President, Canadian Association of Chairs of English (ex-officio): 2022-2023
Susie O’Brien (McMaster University)
I live in Ohròn:wakon/Hamilton and I’m a Professor in the Department of English and Cultural Studies at McMaster University. I regularly teach a 2nd-year introduction to the environmental humanities, as well as graduate courses on cultural studies and critical theory, resilience, and the cultural politics of risk. My publications, on subjects including postcolonial literatures, slow and local food movements, scenario planning, environmental futurity, resilience and the temporality of globalization, have appeared in journals such as Resilience: A Journal of the Environmental Humanities, Globalizations, Cultural Critique, Interventions: International Journal of Postcolonial Studies, Postcolonial Text, Modern Fiction Studies and South Atlantic Quarterly. I am also co-author, with Imre Szeman, of Popular Culture: A User’s Guide (4th edition, 2016).
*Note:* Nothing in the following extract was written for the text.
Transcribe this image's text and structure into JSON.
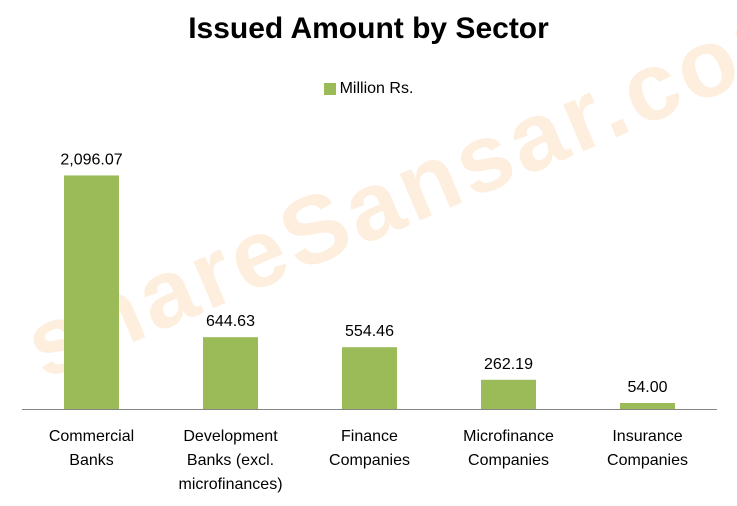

I am currently completing a monograph tentatively titled “Reckoning With Resilience: Survival Stories in the Shadows of Settler Colonialism” and collaborating on a SSHRC funded research project, “Racialized Ecologies in and Beyond Settler-Colonial Canada: Documentary, Speculative, and Poetic Texts and Contexts,” with Cheryl Lousley (PI), Tania Aguilar-Way, Anita Girvan, Renae Watchman, Nandini Thiyagarajan and Joanne Leow.
ACCUTE Co-ordinator (non-voting Executive member)
I am a writer living in St. Catharines. My most recent publication, Chaser (House of Anansi Press), is a book of poetry that uses the social history of tuberculosis to examine the individual and communal effects of disease. I have taught English, Communications, and Creative Writing at Niagara College, and worked as an editor for academic, commercial and trade publications.